Sono bastate poche parole. Martedì sera, durante un faccia a faccia organizzato dall’emittente TVA nell’ambito della campagna elettorale del Québec, Christine Fréchette, primo ministro uscente e leader della Coalition avenir Québec (CAQ), ha discusso con il leader del Partito Liberale del Québec, Charles Milliard. La discussione si fa rapidamente accesa. Attaccata sul bilancio del suo governo, Christine Fréchette ribatte:
«L’unica azienda che avete portato a Bécancour è un’azienda di marijuana».
Un’affermazione volta a colpire il suo avversario politico, ma che non è passata inosservata a chi lavora nella «azienda di marijuana» in questione.
Greentone al centro dello scontro politico
L’azienda presa di mira è Greentone, un produttore canadese di cannabis che dispone, tra l’altro, di stabilimenti a Bécancour. Lo stesso sindaco di Bécancour, Pascal Blondin, si è detto sorpreso dalla dichiarazione della premier uscente. Ma la reazione più veemente è arrivata dall’Associazione del Québec dell’industria della cannabis e della canapa (AQIC).

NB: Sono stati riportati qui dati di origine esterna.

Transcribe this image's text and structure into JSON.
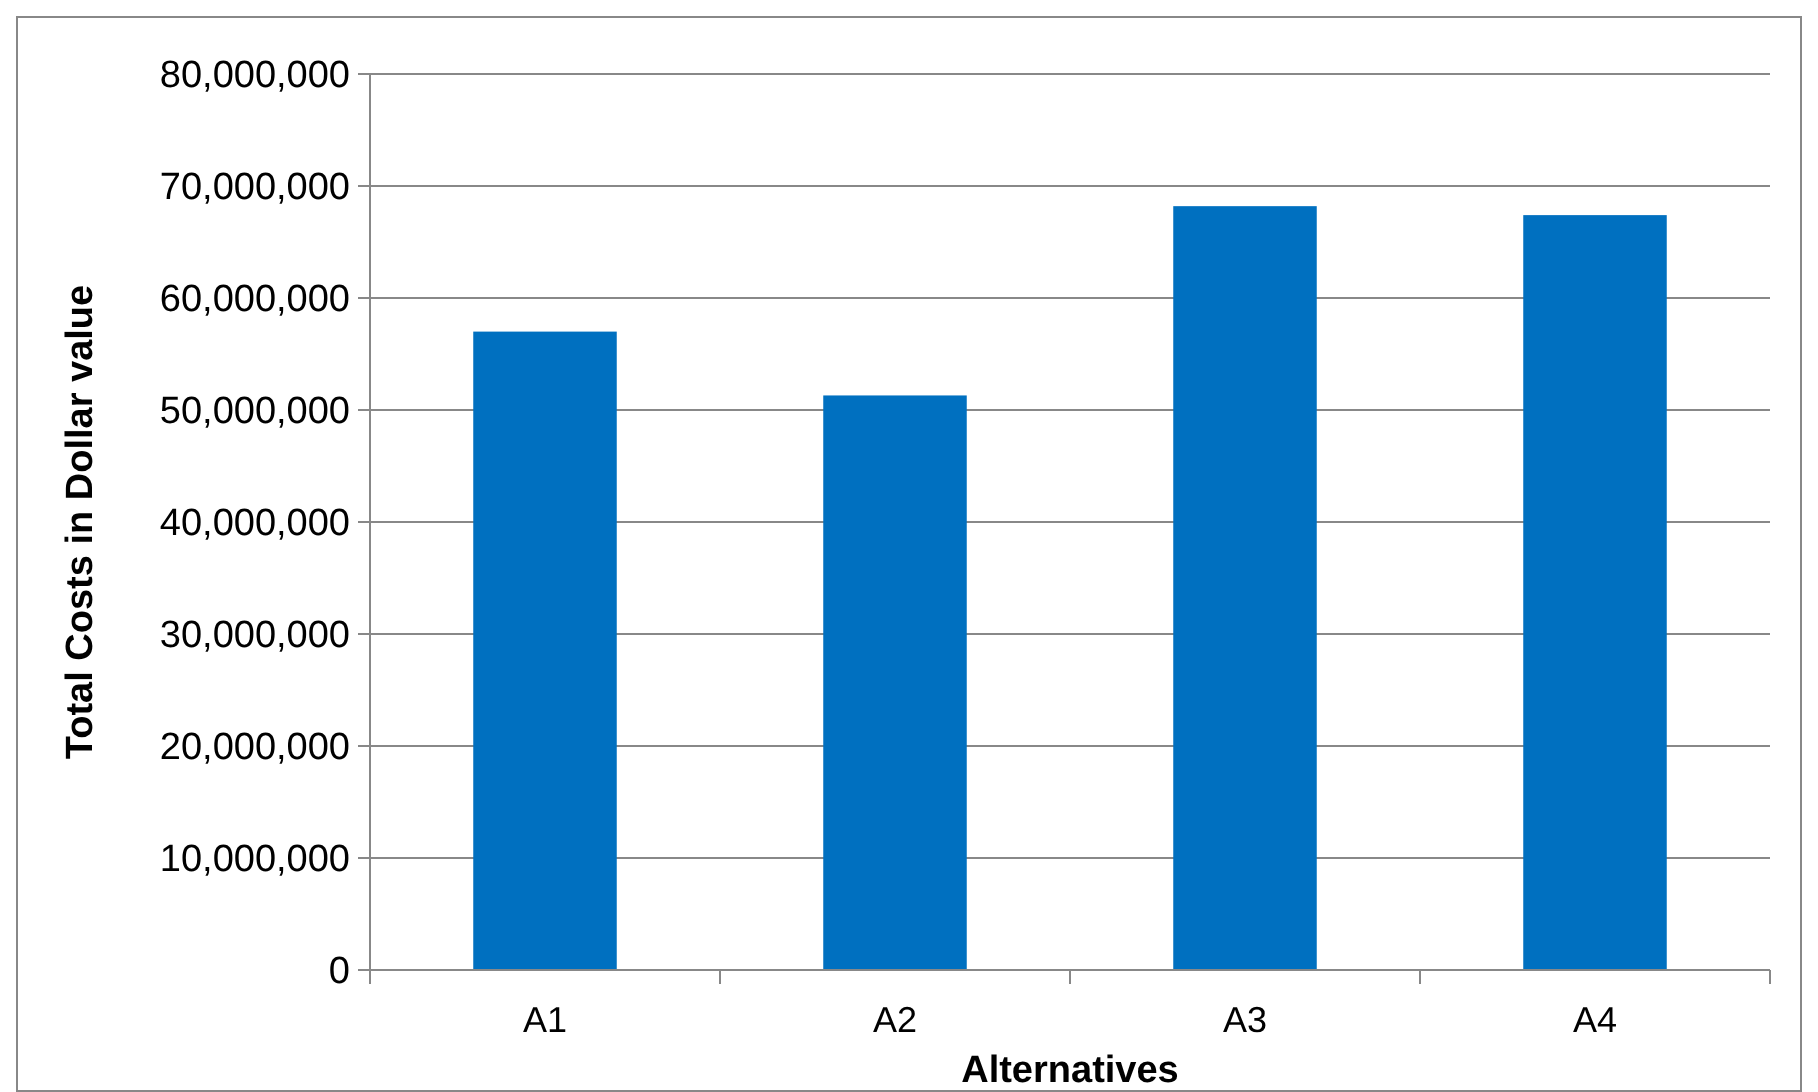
{
  "chart_data": {
    "type": "bar",
    "xlabel": "Alternatives",
    "ylabel": "Total Costs in Dollar value",
    "categories": [
      "A1",
      "A2",
      "A3",
      "A4"
    ],
    "values": [
      57000000,
      51300000,
      68200000,
      67400000
    ],
    "color": "#0070c0",
    "ylim": [
      0,
      80000000
    ],
    "yticks": [
      {
        "value": 0,
        "label": "0"
      },
      {
        "value": 10000000,
        "label": "10,000,000"
      },
      {
        "value": 20000000,
        "label": "20,000,000"
      },
      {
        "value": 30000000,
        "label": "30,000,000"
      },
      {
        "value": 40000000,
        "label": "40,000,000"
      },
      {
        "value": 50000000,
        "label": "50,000,000"
      },
      {
        "value": 60000000,
        "label": "60,000,000"
      },
      {
        "value": 70000000,
        "label": "70,000,000"
      },
      {
        "value": 80000000,
        "label": "80,000,000"
      }
    ],
    "grid": "y"
  }
}
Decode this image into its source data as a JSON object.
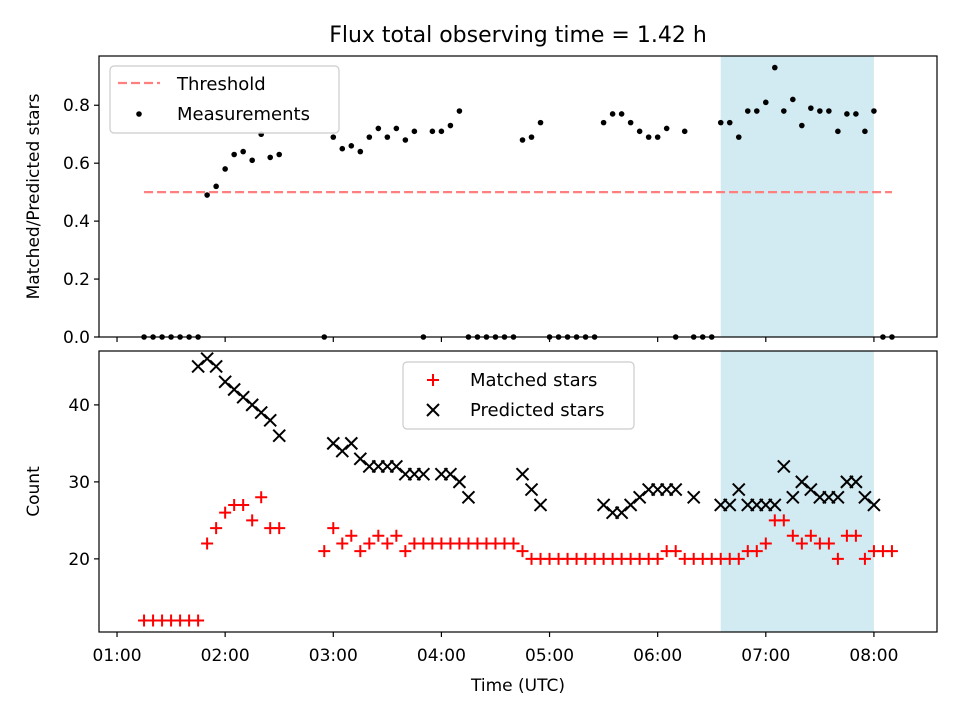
{
  "chart_data": [
    {
      "type": "scatter",
      "title": "Flux total observing time = 1.42 h",
      "ylabel": "Matched/Predicted stars",
      "ylim": [
        0,
        0.97
      ],
      "yticks": [
        "0.0",
        "0.2",
        "0.4",
        "0.6",
        "0.8"
      ],
      "xlim": [
        "00:50",
        "08:35"
      ],
      "grid": false,
      "legend": {
        "placement": "top-left",
        "entries": [
          "Threshold",
          "Measurements"
        ]
      },
      "highlight_region": {
        "x0": "06:35",
        "x1": "08:00",
        "color": "#add8e6"
      },
      "threshold": {
        "name": "Threshold",
        "value": 0.5,
        "x0": "01:15",
        "x1": "08:10",
        "color": "#ff7f7f"
      },
      "series": [
        {
          "name": "Measurements",
          "color": "#000000",
          "marker": "dot",
          "x": [
            "01:15",
            "01:20",
            "01:25",
            "01:30",
            "01:35",
            "01:40",
            "01:45",
            "01:50",
            "01:55",
            "02:00",
            "02:05",
            "02:10",
            "02:15",
            "02:20",
            "02:25",
            "02:30",
            "02:55",
            "03:00",
            "03:05",
            "03:10",
            "03:15",
            "03:20",
            "03:25",
            "03:30",
            "03:35",
            "03:40",
            "03:45",
            "03:50",
            "03:55",
            "04:00",
            "04:05",
            "04:10",
            "04:15",
            "04:20",
            "04:25",
            "04:30",
            "04:35",
            "04:40",
            "04:45",
            "04:50",
            "04:55",
            "05:00",
            "05:05",
            "05:10",
            "05:15",
            "05:20",
            "05:25",
            "05:30",
            "05:35",
            "05:40",
            "05:45",
            "05:50",
            "05:55",
            "06:00",
            "06:05",
            "06:10",
            "06:15",
            "06:20",
            "06:25",
            "06:30",
            "06:35",
            "06:40",
            "06:45",
            "06:50",
            "06:55",
            "07:00",
            "07:05",
            "07:10",
            "07:15",
            "07:20",
            "07:25",
            "07:30",
            "07:35",
            "07:40",
            "07:45",
            "07:50",
            "07:55",
            "08:00",
            "08:05",
            "08:10"
          ],
          "y": [
            0,
            0,
            0,
            0,
            0,
            0,
            0,
            0.49,
            0.52,
            0.58,
            0.63,
            0.64,
            0.61,
            0.7,
            0.62,
            0.63,
            0,
            0.69,
            0.65,
            0.66,
            0.64,
            0.69,
            0.72,
            0.69,
            0.72,
            0.68,
            0.71,
            0,
            0.71,
            0.71,
            0.73,
            0.78,
            0,
            0,
            0,
            0,
            0,
            0,
            0.68,
            0.69,
            0.74,
            0,
            0,
            0,
            0,
            0,
            0,
            0.74,
            0.77,
            0.77,
            0.74,
            0.71,
            0.69,
            0.69,
            0.72,
            0,
            0.71,
            0,
            0,
            0,
            0.74,
            0.74,
            0.69,
            0.78,
            0.78,
            0.81,
            0.93,
            0.78,
            0.82,
            0.73,
            0.79,
            0.78,
            0.78,
            0.71,
            0.77,
            0.77,
            0.71,
            0.78,
            0,
            0
          ]
        }
      ]
    },
    {
      "type": "scatter",
      "xlabel": "Time (UTC)",
      "ylabel": "Count",
      "ylim": [
        10.5,
        47
      ],
      "yticks": [
        "20",
        "30",
        "40"
      ],
      "xlim": [
        "00:50",
        "08:35"
      ],
      "xticks": [
        "01:00",
        "02:00",
        "03:00",
        "04:00",
        "05:00",
        "06:00",
        "07:00",
        "08:00"
      ],
      "grid": false,
      "legend": {
        "placement": "top-center",
        "entries": [
          "Matched stars",
          "Predicted stars"
        ]
      },
      "highlight_region": {
        "x0": "06:35",
        "x1": "08:00",
        "color": "#add8e6"
      },
      "series": [
        {
          "name": "Matched stars",
          "color": "#ff0000",
          "marker": "plus",
          "x": [
            "01:15",
            "01:20",
            "01:25",
            "01:30",
            "01:35",
            "01:40",
            "01:45",
            "01:50",
            "01:55",
            "02:00",
            "02:05",
            "02:10",
            "02:15",
            "02:20",
            "02:25",
            "02:30",
            "02:55",
            "03:00",
            "03:05",
            "03:10",
            "03:15",
            "03:20",
            "03:25",
            "03:30",
            "03:35",
            "03:40",
            "03:45",
            "03:50",
            "03:55",
            "04:00",
            "04:05",
            "04:10",
            "04:15",
            "04:20",
            "04:25",
            "04:30",
            "04:35",
            "04:40",
            "04:45",
            "04:50",
            "04:55",
            "05:00",
            "05:05",
            "05:10",
            "05:15",
            "05:20",
            "05:25",
            "05:30",
            "05:35",
            "05:40",
            "05:45",
            "05:50",
            "05:55",
            "06:00",
            "06:05",
            "06:10",
            "06:15",
            "06:20",
            "06:25",
            "06:30",
            "06:35",
            "06:40",
            "06:45",
            "06:50",
            "06:55",
            "07:00",
            "07:05",
            "07:10",
            "07:15",
            "07:20",
            "07:25",
            "07:30",
            "07:35",
            "07:40",
            "07:45",
            "07:50",
            "07:55",
            "08:00",
            "08:05",
            "08:10"
          ],
          "y": [
            12,
            12,
            12,
            12,
            12,
            12,
            12,
            22,
            24,
            26,
            27,
            27,
            25,
            28,
            24,
            24,
            21,
            24,
            22,
            23,
            21,
            22,
            23,
            22,
            23,
            21,
            22,
            22,
            22,
            22,
            22,
            22,
            22,
            22,
            22,
            22,
            22,
            22,
            21,
            20,
            20,
            20,
            20,
            20,
            20,
            20,
            20,
            20,
            20,
            20,
            20,
            20,
            20,
            20,
            21,
            21,
            20,
            20,
            20,
            20,
            20,
            20,
            20,
            21,
            21,
            22,
            25,
            25,
            23,
            22,
            23,
            22,
            22,
            20,
            23,
            23,
            20,
            21,
            21,
            21
          ]
        },
        {
          "name": "Predicted stars",
          "color": "#000000",
          "marker": "x",
          "x": [
            "01:45",
            "01:50",
            "01:55",
            "02:00",
            "02:05",
            "02:10",
            "02:15",
            "02:20",
            "02:25",
            "02:30",
            "03:00",
            "03:05",
            "03:10",
            "03:15",
            "03:20",
            "03:25",
            "03:30",
            "03:35",
            "03:40",
            "03:45",
            "03:50",
            "04:00",
            "04:05",
            "04:10",
            "04:15",
            "04:45",
            "04:50",
            "04:55",
            "05:30",
            "05:35",
            "05:40",
            "05:45",
            "05:50",
            "05:55",
            "06:00",
            "06:05",
            "06:10",
            "06:20",
            "06:35",
            "06:40",
            "06:45",
            "06:50",
            "06:55",
            "07:00",
            "07:05",
            "07:10",
            "07:15",
            "07:20",
            "07:25",
            "07:30",
            "07:35",
            "07:40",
            "07:45",
            "07:50",
            "07:55",
            "08:00"
          ],
          "y": [
            45,
            46,
            45,
            43,
            42,
            41,
            40,
            39,
            38,
            36,
            35,
            34,
            35,
            33,
            32,
            32,
            32,
            32,
            31,
            31,
            31,
            31,
            31,
            30,
            28,
            31,
            29,
            27,
            27,
            26,
            26,
            27,
            28,
            29,
            29,
            29,
            29,
            28,
            27,
            27,
            29,
            27,
            27,
            27,
            27,
            32,
            28,
            30,
            29,
            28,
            28,
            28,
            30,
            30,
            28,
            27
          ]
        }
      ]
    }
  ]
}
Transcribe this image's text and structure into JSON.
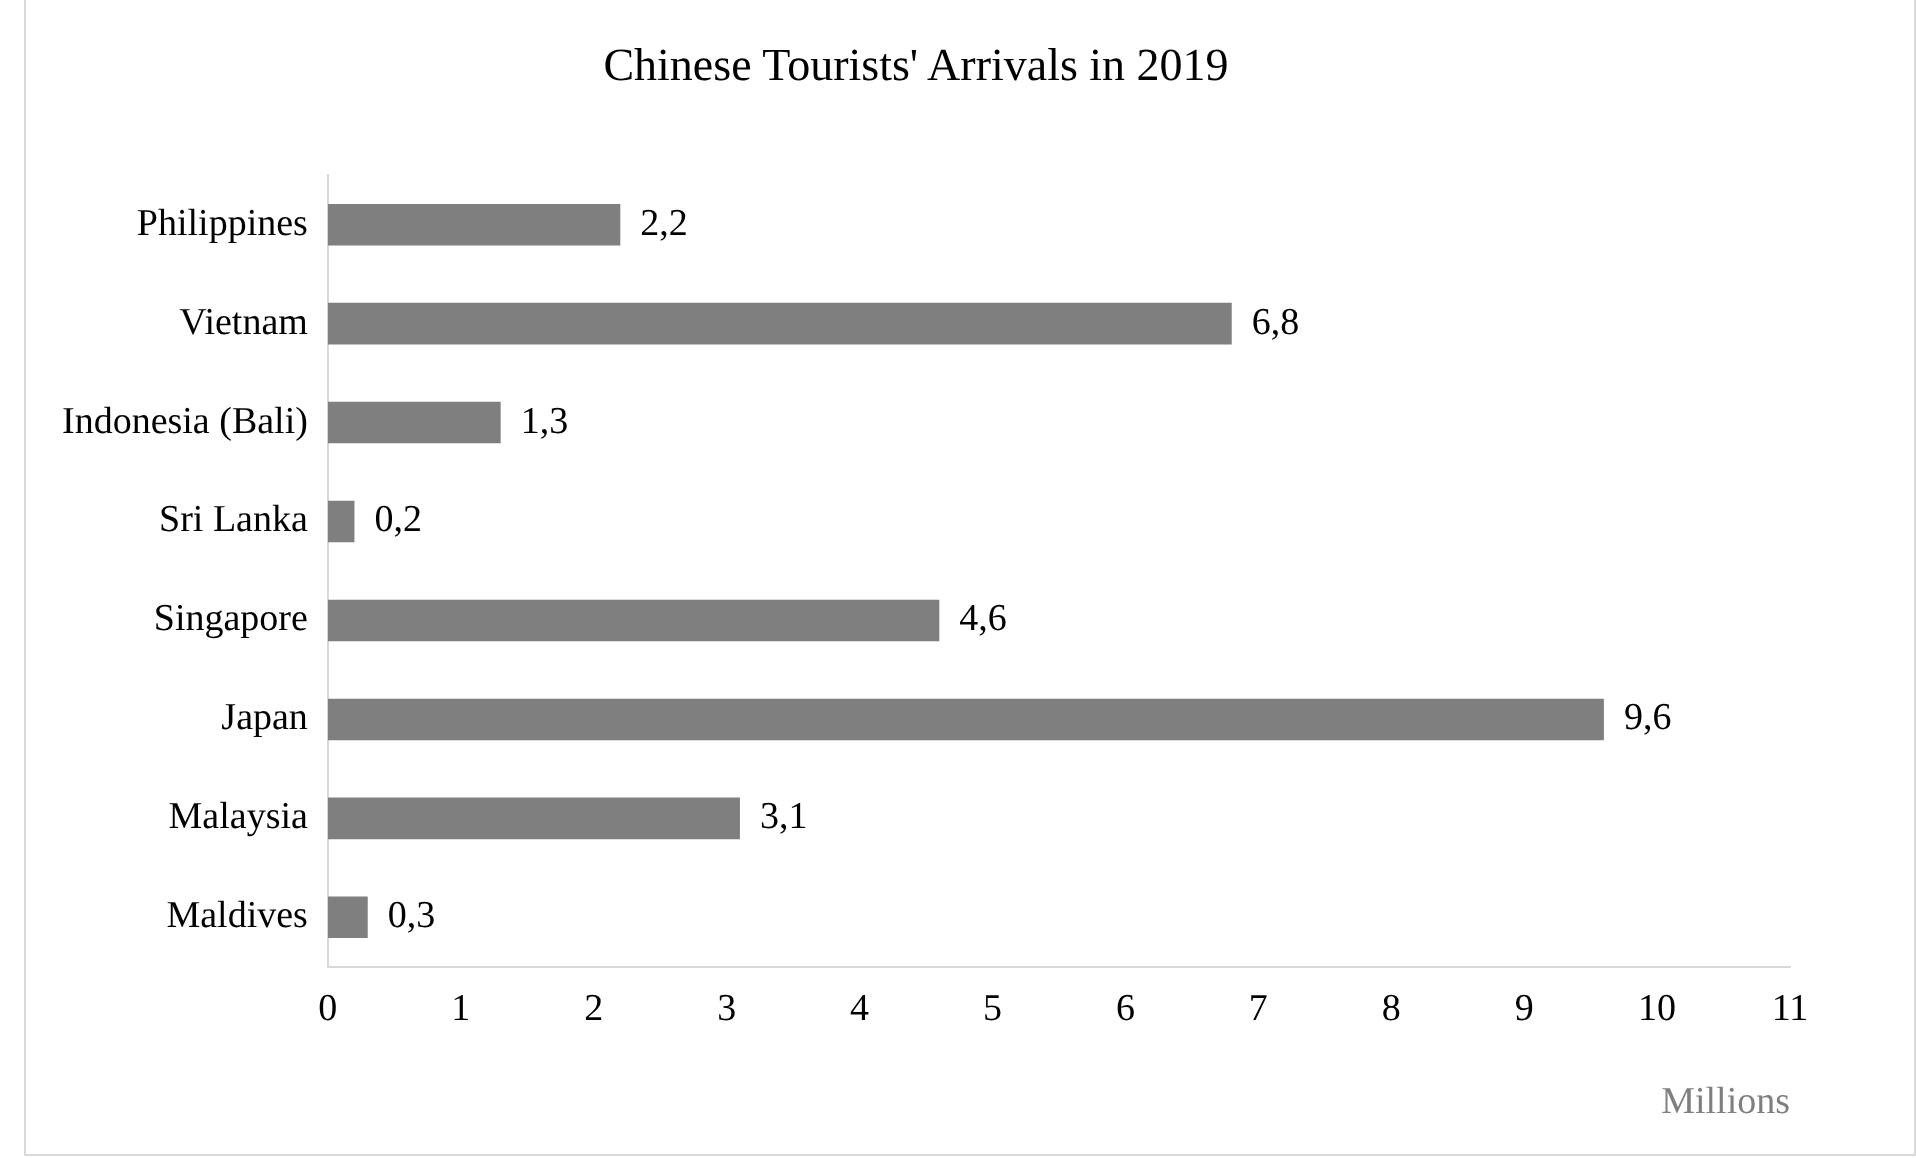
{
  "chart_data": {
    "type": "bar",
    "orientation": "horizontal",
    "title": "Chinese Tourists' Arrivals in 2019",
    "xlabel": "Millions",
    "categories": [
      "Philippines",
      "Vietnam",
      "Indonesia (Bali)",
      "Sri Lanka",
      "Singapore",
      "Japan",
      "Malaysia",
      "Maldives"
    ],
    "values": [
      2.2,
      6.8,
      1.3,
      0.2,
      4.6,
      9.6,
      3.1,
      0.3
    ],
    "value_labels": [
      "2,2",
      "6,8",
      "1,3",
      "0,2",
      "4,6",
      "9,6",
      "3,1",
      "0,3"
    ],
    "color": "#7f7f7f",
    "xlim": [
      0,
      11
    ],
    "xticks": [
      0,
      1,
      2,
      3,
      4,
      5,
      6,
      7,
      8,
      9,
      10,
      11
    ],
    "grid": false,
    "legend": false
  }
}
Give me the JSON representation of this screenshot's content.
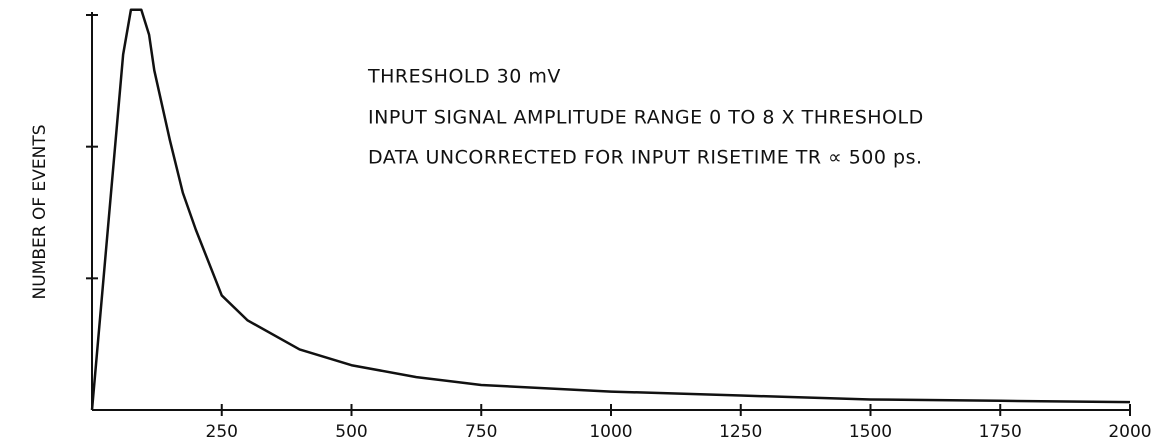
{
  "chart_data": {
    "type": "line",
    "y_label": "NUMBER OF EVENTS",
    "annotations": [
      "THRESHOLD 30 mV",
      "INPUT SIGNAL AMPLITUDE RANGE 0 TO 8 X THRESHOLD",
      "DATA UNCORRECTED FOR INPUT RISETIME TR ∝ 500 ps."
    ],
    "x": [
      0,
      60,
      75,
      95,
      110,
      120,
      150,
      175,
      200,
      250,
      300,
      400,
      500,
      625,
      750,
      1000,
      1250,
      1500,
      1750,
      2000
    ],
    "series": [
      {
        "color": "#111111",
        "values": [
          0,
          2.7,
          3.04,
          3.04,
          2.85,
          2.58,
          2.05,
          1.65,
          1.37,
          0.87,
          0.68,
          0.46,
          0.34,
          0.25,
          0.19,
          0.14,
          0.11,
          0.08,
          0.07,
          0.06
        ]
      }
    ],
    "xlim": [
      0,
      2000
    ],
    "xticks": [
      250,
      500,
      750,
      1000,
      1250,
      1500,
      1750,
      2000
    ],
    "ylim": [
      0,
      3
    ],
    "yticks": [
      1,
      2,
      3
    ],
    "ytick_labels": false,
    "grid": false
  }
}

Il suo amministratore delegato, Pierre Leclerc, afferma di essere rimasto «a bocca aperta» nel sentire l’osservazione. L’organizzazione ritiene che tali affermazioni siano stigmatizzanti e chiede scuse pubbliche da parte di Christine Fréchette.
«Quando si prende di mira un settore per descrivere o comunque attaccare un avversario politico, è sicuramente un atteggiamento peggiorativo», ha spiegato Pierre Leclerc all’Agenzia QMI.
Secondo lui, già il giorno dopo il dibattito l’associazione ha ricevuto numerose reazioni da parte di imprenditori e dipendenti del settore, ma anche da dipendenti della Société québécoise du cannabis (SQDC), che avrebbero giudicato l’affermazione «degradante» e «sprezzante».
«È un settore legittimo»
Stessa opinione tra gli imprenditori. Dany Lefebvre, fondatore del Groupe Chanv e attivo da tredici anni nel settore della canapa, ha spiegato a 106.9 Mauricie di essere rimasto «sconvolto» nel sentire quella dichiarazione.
«È un settore legittimo», ha ribadito, ritenendo che un’azienda del settore debba essere considerata alla stregua di qualsiasi altra impresa legale.
L’episodio tocca quindi una questione ben nota all’industria canadese della cannabis: a quasi otto anni dalla legalizzazione della cannabis in Canada, il settore continua a dover fare i conti con lo stigma associato alla pianta. E l’uso della parola « marijuana » come battuta politica è proprio ciò che fa reagire i suoi rappresentanti.
Un settore che ribadisce il proprio peso economico
L’AQIC ha inoltre approfittato della polemica per ribadire il peso economico del settore in Québec.
Secondo i dati comunicati dall’associazione, l’industria del Québec della cannabis e della canapa avrebbe sostenuto oltre 8.000 posti di lavoro nel 2024, contribuito con 1,36 miliardi di dollari canadesi al PIL del Québec e generato circa 450 milioni di dollari di entrate pubbliche nette.
In un altro intervento mediatico, Pierre Leclerc ha inoltre menzionato oltre 5 miliardi di dollari di investimenti e circa 8.200 posti di lavoro diretti legati al settore, sottolineando al contempo che quest’ultimo non si limita alla cannabis per adulti, ma comprende in particolare la canapa e le sue applicazioni nei materiali o nel settore tessile.
Argomenti economici che rendono particolarmente delicato, per il settore, il fatto di vedere un’azienda del settore della cannabis utilizzata come capro espiatorio in un dibattito dedicato proprio agli investimenti e all’attività industriale.
L’osservazione di Christine Fréchette è quindi riuscita a ottenere un risultato che la campagna elettorale del Québec probabilmente non aveva previsto di inserire nel programma: riportare al centro del dibattito il riconoscimento economico dell’industria della cannabis.
L’AQIC attende ora delle scuse pubbliche da parte del primo ministro uscente.